Their function in secretion has not been investigated. Another protein,
cAMP-GEFII, binds to a region C-terminal to the zinc finger domain and
N-terminal to the first C2 domain (C2A) in Rim2 (26). CAMP-GEFII
enhances secretion from PC12 and insulin-secreting cells through a
mechanism that requires both interaction with Rim2 and the direct
binding of cAMP. None of these Rim-binding proteins are likely to play
a role in the enhancement of secretion caused by the zinc finger of
Rim1, which does not contain the specific binding sites for these
various proteins.
In summary, our investigation together with other recent studies
highlights the importance of Rim as a regulator of exocytosis. Its many
distinct domains are likely to reflect a role of the protein in
integrating cellular signals, including those that modulate secretion.

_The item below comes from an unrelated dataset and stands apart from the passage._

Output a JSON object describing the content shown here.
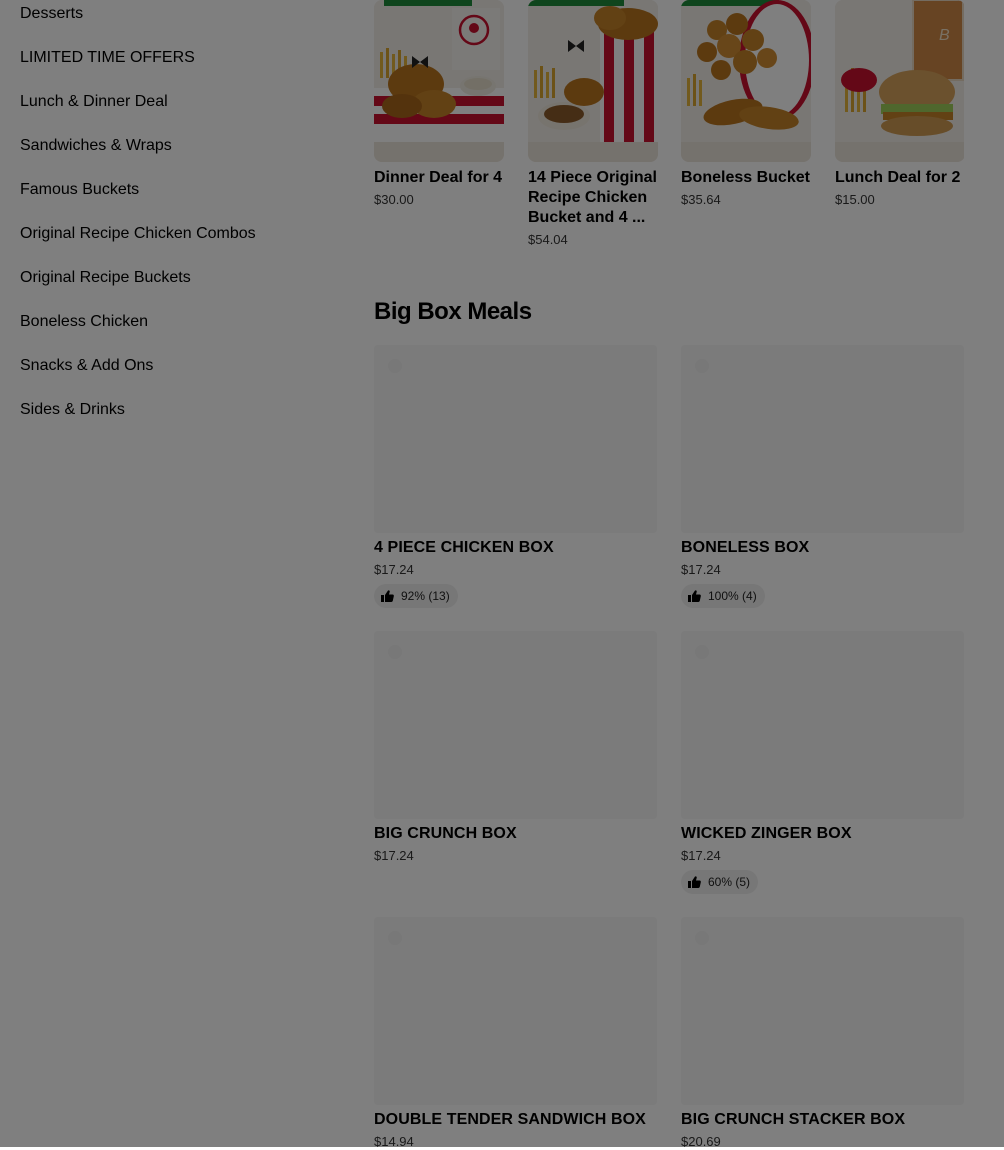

Although chromaffin cells do not normally express Rim1, we suspect that
the activity of the transiently expressed protein in chromaffin cells
reflects aspects of the function of the endogenous protein. We have
identified the zinc finger domain as being sufficient for the
enhancement of secretion. The interaction with Rab3a-GTP, although not
necessary for the enhancement of secretion, is likely to serve another
function, perhaps allowing the proper transport of the protein in the neuron.